The Lox quitte Interscope Records et l'album de Styles P ‘Time is money' est sans cesse repoussé. Heureusement pour les fans des emcee's du D-Block, Sheek Louch a réussi à sortir son second solo (après ‘Walk with me') intitulé ‘After taxes' sur Koch records.
Peut-être trop sous-estimé du rap game, Sheek a décidé de frapper fort. Son flow et sa voix largement reconnaissables collent parfaitement aux beats concoctés par la pléiade de producteurs qui ont oeuvré sur cet album. Le tiers de The Lox se montre donc en forme et surmotivé à donner aux amateurs de hiphop new-yorkais un album à la hauteur de leurs attentes.

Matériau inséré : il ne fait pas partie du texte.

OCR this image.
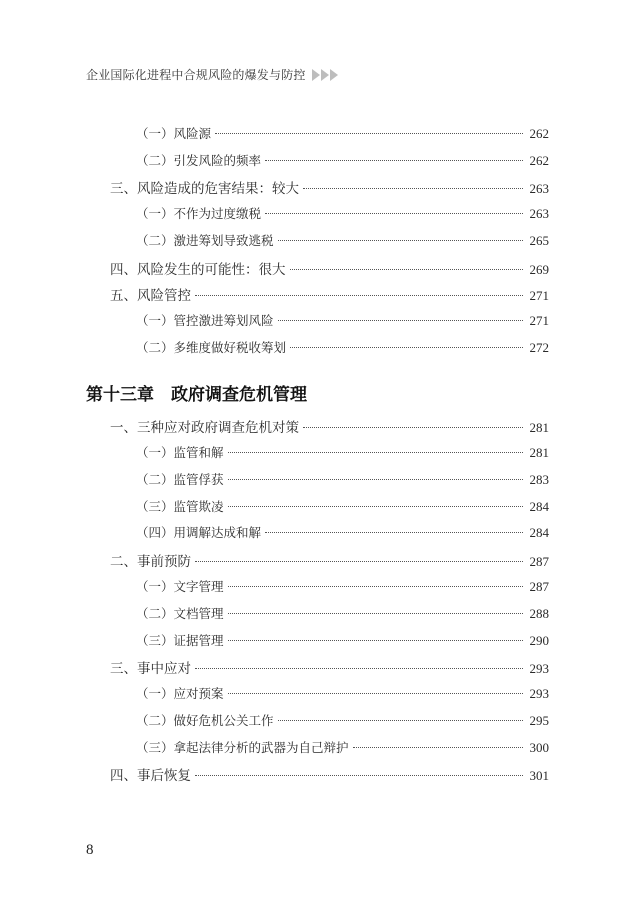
企业国际化进程中合规风险的爆发与防控
（一）风险源	262
（二）引发风险的频率	262
三、风险造成的危害结果：较大	263
（一）不作为过度缴税	263
（二）激进筹划导致逃税	265
四、风险发生的可能性：很大	269
五、风险管控	271
（一）管控激进筹划风险	271
（二）多维度做好税收筹划	272
第十三章　政府调查危机管理
一、三种应对政府调查危机对策	281
（一）监管和解	281
（二）监管俘获	283
（三）监管欺凌	284
（四）用调解达成和解	284
二、事前预防	287
（一）文字管理	287
（二）文档管理	288
（三）证据管理	290
三、事中应对	293
（一）应对预案	293
（二）做好危机公关工作	295
（三）拿起法律分析的武器为自己辩护	300
四、事后恢复	301
8
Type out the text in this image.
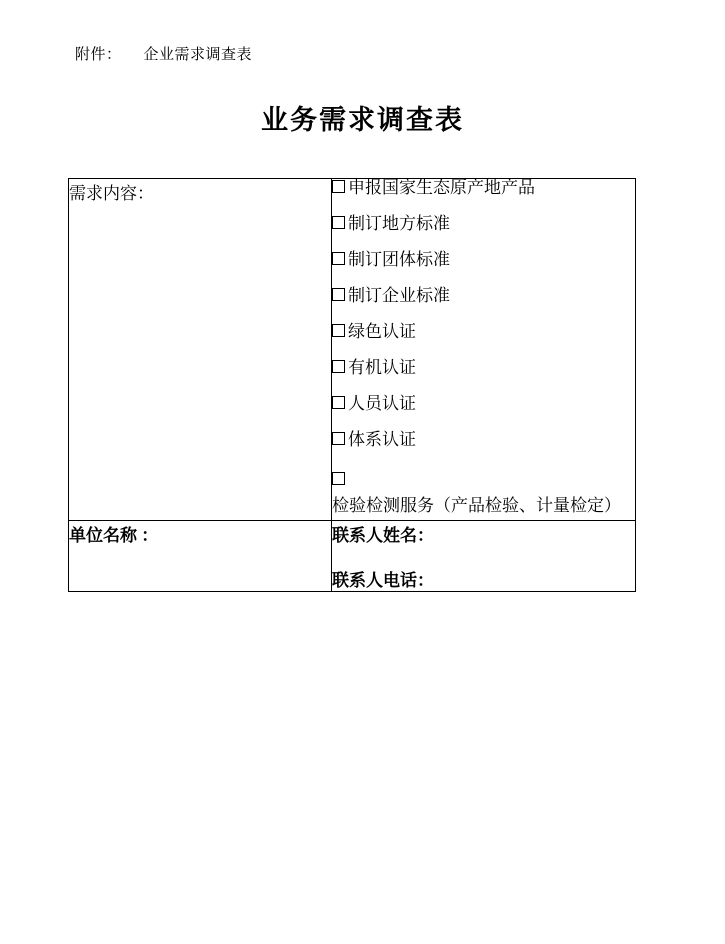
附件： 企业需求调查表

业务需求调查表
需求内容：	申报国家生态原产地产品
制订地方标准
制订团体标准
制订企业标准
绿色认证
有机认证
人员认证
体系认证
检验检测服务（产品检验、计量检定）

单位名称 ：	联系人姓名：
联系人电话：
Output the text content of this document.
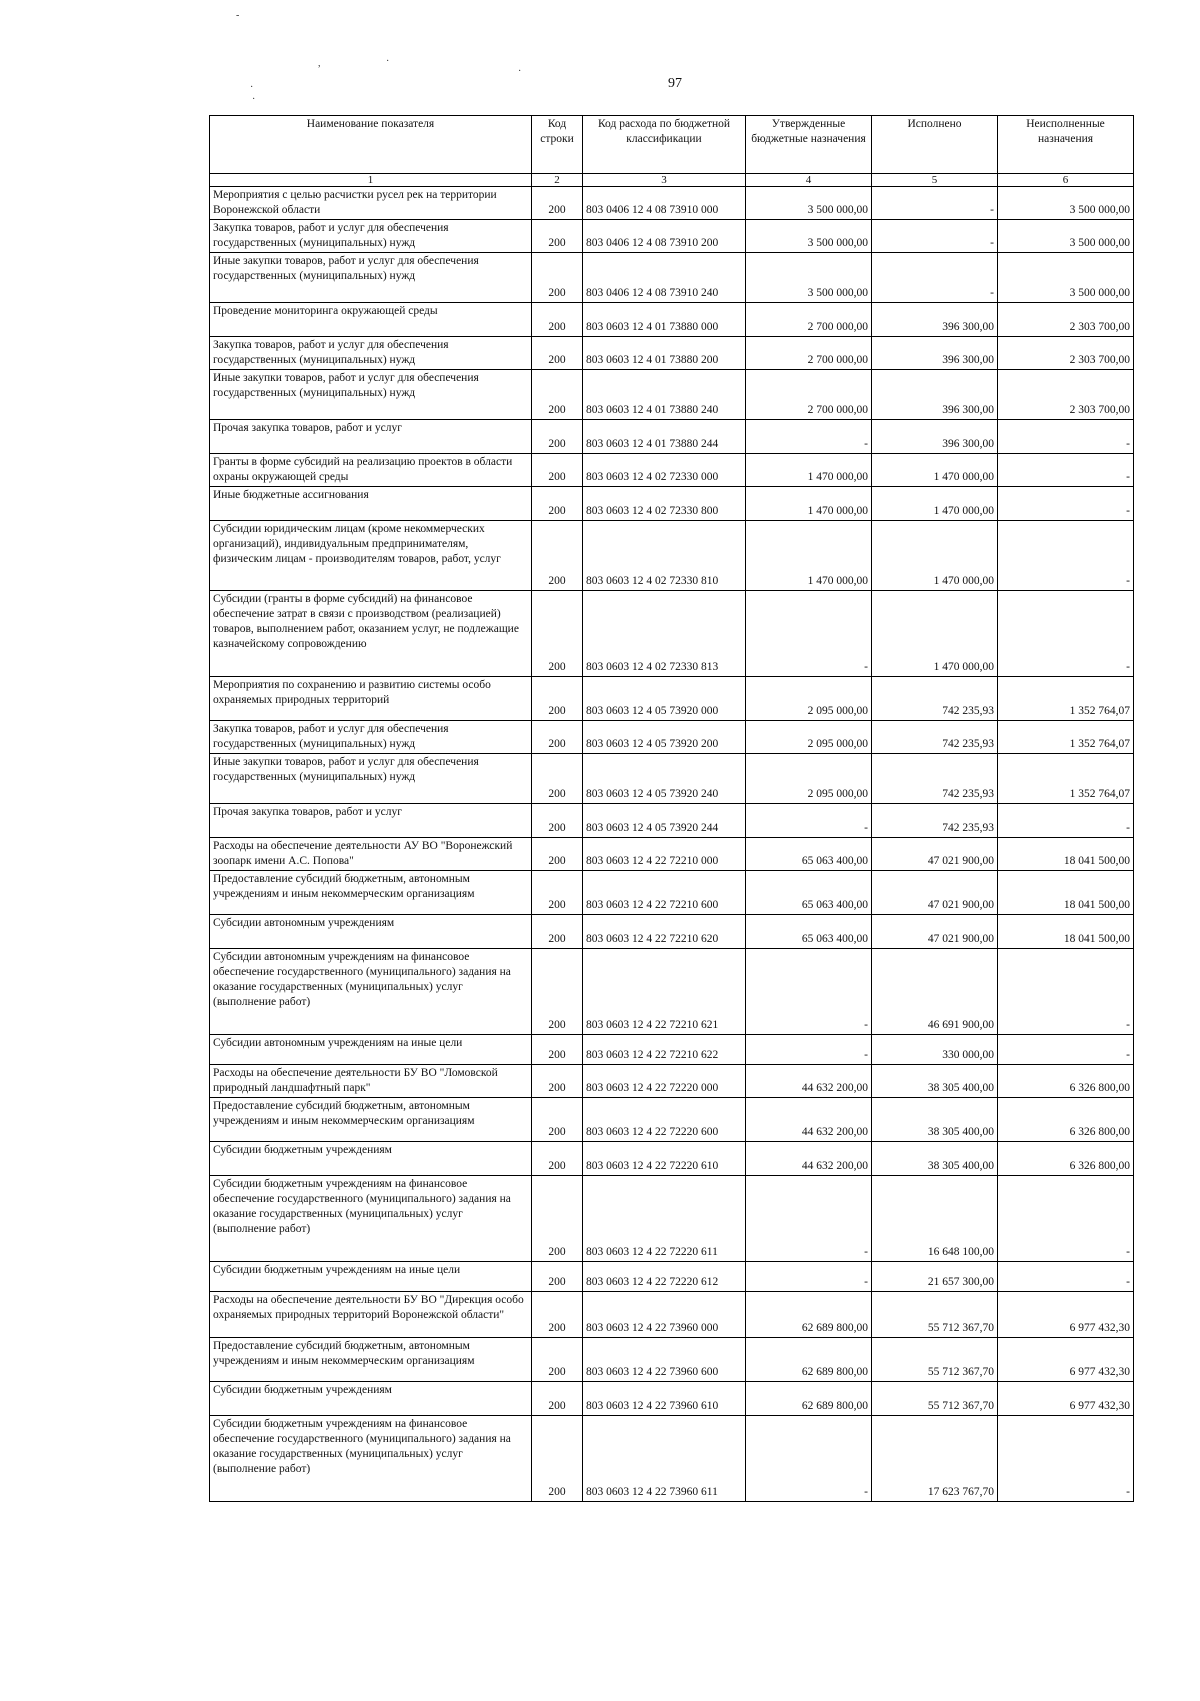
97
-
,	·
·
·
·
Наименование показателя	Код строки	Код расхода по бюджетной классификации	Утвержденные бюджетные назначения	Исполнено	Неисполненные назначения
1	2	3	4	5	6
Мероприятия с целью расчистки русел рек на территории Воронежской области	200	803 0406 12 4 08 73910 000	3 500 000,00	-	3 500 000,00
Закупка товаров, работ и услуг для обеспечения государственных (муниципальных) нужд	200	803 0406 12 4 08 73910 200	3 500 000,00	-	3 500 000,00
Иные закупки товаров, работ и услуг для обеспечения государственных (муниципальных) нужд	200	803 0406 12 4 08 73910 240	3 500 000,00	-	3 500 000,00
Проведение мониторинга окружающей среды	200	803 0603 12 4 01 73880 000	2 700 000,00	396 300,00	2 303 700,00
Закупка товаров, работ и услуг для обеспечения государственных (муниципальных) нужд	200	803 0603 12 4 01 73880 200	2 700 000,00	396 300,00	2 303 700,00
Иные закупки товаров, работ и услуг для обеспечения государственных (муниципальных) нужд	200	803 0603 12 4 01 73880 240	2 700 000,00	396 300,00	2 303 700,00
Прочая закупка товаров, работ и услуг	200	803 0603 12 4 01 73880 244	-	396 300,00	-
Гранты в форме субсидий на реализацию проектов в области охраны окружающей среды	200	803 0603 12 4 02 72330 000	1 470 000,00	1 470 000,00	-
Иные бюджетные ассигнования	200	803 0603 12 4 02 72330 800	1 470 000,00	1 470 000,00	-
Субсидии юридическим лицам (кроме некоммерческих организаций), индивидуальным предпринимателям, физическим лицам - производителям товаров, работ, услуг	200	803 0603 12 4 02 72330 810	1 470 000,00	1 470 000,00	-
Субсидии (гранты в форме субсидий) на финансовое обеспечение затрат в связи с производством (реализацией) товаров, выполнением работ, оказанием услуг, не подлежащие казначейскому сопровождению	200	803 0603 12 4 02 72330 813	-	1 470 000,00	-
Мероприятия по сохранению и развитию системы особо охраняемых природных территорий	200	803 0603 12 4 05 73920 000	2 095 000,00	742 235,93	1 352 764,07
Закупка товаров, работ и услуг для обеспечения государственных (муниципальных) нужд	200	803 0603 12 4 05 73920 200	2 095 000,00	742 235,93	1 352 764,07
Иные закупки товаров, работ и услуг для обеспечения государственных (муниципальных) нужд	200	803 0603 12 4 05 73920 240	2 095 000,00	742 235,93	1 352 764,07
Прочая закупка товаров, работ и услуг	200	803 0603 12 4 05 73920 244	-	742 235,93	-
Расходы на обеспечение деятельности АУ ВО "Воронежский зоопарк имени А.С. Попова"	200	803 0603 12 4 22 72210 000	65 063 400,00	47 021 900,00	18 041 500,00
Предоставление субсидий бюджетным, автономным учреждениям и иным некоммерческим организациям	200	803 0603 12 4 22 72210 600	65 063 400,00	47 021 900,00	18 041 500,00
Субсидии автономным учреждениям	200	803 0603 12 4 22 72210 620	65 063 400,00	47 021 900,00	18 041 500,00
Субсидии автономным учреждениям на финансовое обеспечение государственного (муниципального) задания на оказание государственных (муниципальных) услуг (выполнение работ)	200	803 0603 12 4 22 72210 621	-	46 691 900,00	-
Субсидии автономным учреждениям на иные цели	200	803 0603 12 4 22 72210 622	-	330 000,00	-
Расходы на обеспечение деятельности БУ ВО "Ломовской природный ландшафтный парк"	200	803 0603 12 4 22 72220 000	44 632 200,00	38 305 400,00	6 326 800,00
Предоставление субсидий бюджетным, автономным учреждениям и иным некоммерческим организациям	200	803 0603 12 4 22 72220 600	44 632 200,00	38 305 400,00	6 326 800,00
Субсидии бюджетным учреждениям	200	803 0603 12 4 22 72220 610	44 632 200,00	38 305 400,00	6 326 800,00
Субсидии бюджетным учреждениям на финансовое обеспечение государственного (муниципального) задания на оказание государственных (муниципальных) услуг (выполнение работ)	200	803 0603 12 4 22 72220 611	-	16 648 100,00	-
Субсидии бюджетным учреждениям на иные цели	200	803 0603 12 4 22 72220 612	-	21 657 300,00	-
Расходы на обеспечение деятельности БУ ВО "Дирекция особо охраняемых природных территорий Воронежской области"	200	803 0603 12 4 22 73960 000	62 689 800,00	55 712 367,70	6 977 432,30
Предоставление субсидий бюджетным, автономным учреждениям и иным некоммерческим организациям	200	803 0603 12 4 22 73960 600	62 689 800,00	55 712 367,70	6 977 432,30
Субсидии бюджетным учреждениям	200	803 0603 12 4 22 73960 610	62 689 800,00	55 712 367,70	6 977 432,30
Субсидии бюджетным учреждениям на финансовое обеспечение государственного (муниципального) задания на оказание государственных (муниципальных) услуг (выполнение работ)	200	803 0603 12 4 22 73960 611	-	17 623 767,70	-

Sheek annonce clairement la couleur sur l' « Intro » rappée produite par Buckwild, il n'est pas « On the road again » pour faire danser mais pour faire de la « Street music ». A l'image du beat de « 45 minutes to Broadway » signé Havoc (ligne de basse efficace), il n'y a pas sur cette galette de sons crades comme ceux qui ont fait le succès du hiphop new-yorkais des années 90', néanmoins si le son est plus ‘clean' il n'en demeure pas moins lourd. Les kits de batteries sont variés, et les samples contribuent largement à créer une ambiance sombre et pesante sur la majorité des morceaux de l'album.
Les graves notes de piano de « Maybe if i sing » permettent à Sheek Louch d'adresser quelques punchlines à 50 cent: « Maybe if i sing i'll be rich (…) i wanna be just like the fifty bitch ». Le G-unit est également visé dans le morceau suivant, « Devine » (feat J Hood, prod by Mr devine). Dans l'ensemble ‘After taxes' est un album sombre, à l'exception de « Movie niggaz » (feat Ghostface, prod by The Alchemist), il fait par ailleurs largement penser aux albums made in QB. On aura tout de même droit à trois morceaux plus posés avec « One name » (feat Carl Thomas, prod by Rockwilder), « All fend up » (prod by Vinny Idol and Supa Mario) et « Pressure » (feat Styles P, prod by Cocoa Chanelle).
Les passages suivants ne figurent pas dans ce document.